Cross-data center deployment of the Message Service: All Message Service nodes are deployed across three data centers to ensure high availability for message data.
Single data center deployment of compute nodes: Compute nodes are deployed in the primary zone by default to minimize latency between services. If the primary zone fails, compute nodes are relaunched in the secondary zone.
Upgraded OSS deployment mode: OSS is upgraded to use zone-redundant storage.

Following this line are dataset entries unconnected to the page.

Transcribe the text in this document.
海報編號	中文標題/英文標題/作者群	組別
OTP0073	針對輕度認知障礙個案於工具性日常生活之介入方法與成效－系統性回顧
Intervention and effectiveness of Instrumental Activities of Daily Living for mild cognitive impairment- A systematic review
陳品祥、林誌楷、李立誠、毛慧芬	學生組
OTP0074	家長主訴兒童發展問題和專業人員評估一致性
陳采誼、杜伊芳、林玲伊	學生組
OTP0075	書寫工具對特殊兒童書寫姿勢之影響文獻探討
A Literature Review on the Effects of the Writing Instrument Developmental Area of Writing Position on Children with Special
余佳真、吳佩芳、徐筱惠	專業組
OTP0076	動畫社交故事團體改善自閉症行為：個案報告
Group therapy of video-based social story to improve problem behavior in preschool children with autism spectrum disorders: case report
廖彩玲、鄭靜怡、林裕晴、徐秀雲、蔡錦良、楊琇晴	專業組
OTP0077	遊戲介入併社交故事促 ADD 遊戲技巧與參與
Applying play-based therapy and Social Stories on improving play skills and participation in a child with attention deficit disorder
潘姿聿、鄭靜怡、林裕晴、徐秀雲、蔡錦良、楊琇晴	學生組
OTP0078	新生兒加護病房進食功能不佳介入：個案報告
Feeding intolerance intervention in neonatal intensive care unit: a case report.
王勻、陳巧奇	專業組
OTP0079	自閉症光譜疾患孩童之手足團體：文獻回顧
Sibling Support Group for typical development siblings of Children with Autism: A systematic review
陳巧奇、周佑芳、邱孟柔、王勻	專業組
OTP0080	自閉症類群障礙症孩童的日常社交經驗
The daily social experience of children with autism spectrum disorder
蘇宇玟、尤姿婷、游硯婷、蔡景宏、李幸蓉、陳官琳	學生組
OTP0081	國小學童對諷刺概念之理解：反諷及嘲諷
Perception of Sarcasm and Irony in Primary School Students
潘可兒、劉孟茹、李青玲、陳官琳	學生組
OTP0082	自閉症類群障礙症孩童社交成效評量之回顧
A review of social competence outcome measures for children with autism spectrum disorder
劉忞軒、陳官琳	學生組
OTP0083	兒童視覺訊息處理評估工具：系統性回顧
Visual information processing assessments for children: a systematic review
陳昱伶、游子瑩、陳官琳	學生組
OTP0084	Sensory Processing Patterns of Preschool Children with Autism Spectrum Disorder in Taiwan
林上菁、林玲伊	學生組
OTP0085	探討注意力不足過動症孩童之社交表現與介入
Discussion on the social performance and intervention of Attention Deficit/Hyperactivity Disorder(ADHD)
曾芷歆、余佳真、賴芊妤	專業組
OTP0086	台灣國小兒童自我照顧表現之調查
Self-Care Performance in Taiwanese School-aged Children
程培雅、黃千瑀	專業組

This ensures stability for cold storage and high availability for data.
Multi-zone Deployment (HA)

The architecture of the Multi-zone Deployment (HA) edition ensures high availability for data and services in the following ways:
Cross-data center deployment of the metadata service: All metadata nodes are deployed across three data centers to ensure high availability for metadata.
Cross-data center deployment of the Message Service: All Message Service nodes are deployed across three data centers to ensure high availability for message data.
Dual-zone deployment of compute nodes: Compute nodes are deployed in the primary zone by default to minimize service latency. Backup compute nodes are deployed in the secondary zone and synchronously load data. If the primary zone fails, the vector retrieval service for Milvus backend switches the primary and secondary zones, and the secondary zone continues to provide read and write services.
Upgraded OSS deployment mode: OSS is upgraded to use zone-redundant storage. This ensures stability for cold storage and high availability for data.
High availability comparison
The following table compares single-zone instances, Multi-zone Deployment (basic) instances, Multi-zone Deployment (HA) instances, and cross-region HA instances of vector retrieval service for Milvus in terms of availability, performance, and other characteristics. Select a deployment mode based on your business requirements.
Item | Single-zone | Multi-zone (basic) | Multi-zone (HA) | Cross-region (HA) |
Number of AZs for compute nodes | 1 | 2 | 2 | Regions >= 2, AZs >= 3 |
RPO and RTO during a data center failure | No data center-level disaster recovery capability |
|
|
|
SLA | 99.9% | 99.9% | 99.95% | 99.99% |
Cost | 1 |
|
|
|
Performance | 1 |
|
|
|
Limitations
Multi-zone Deployment (HA) requires one set of compute nodes in each of the primary and secondary zones. Therefore, the number of nodes must be a multiple of 2 when you create or scale out an instance.
Multi-zone Deployment (HA) does not support the 2.4 Milvus version.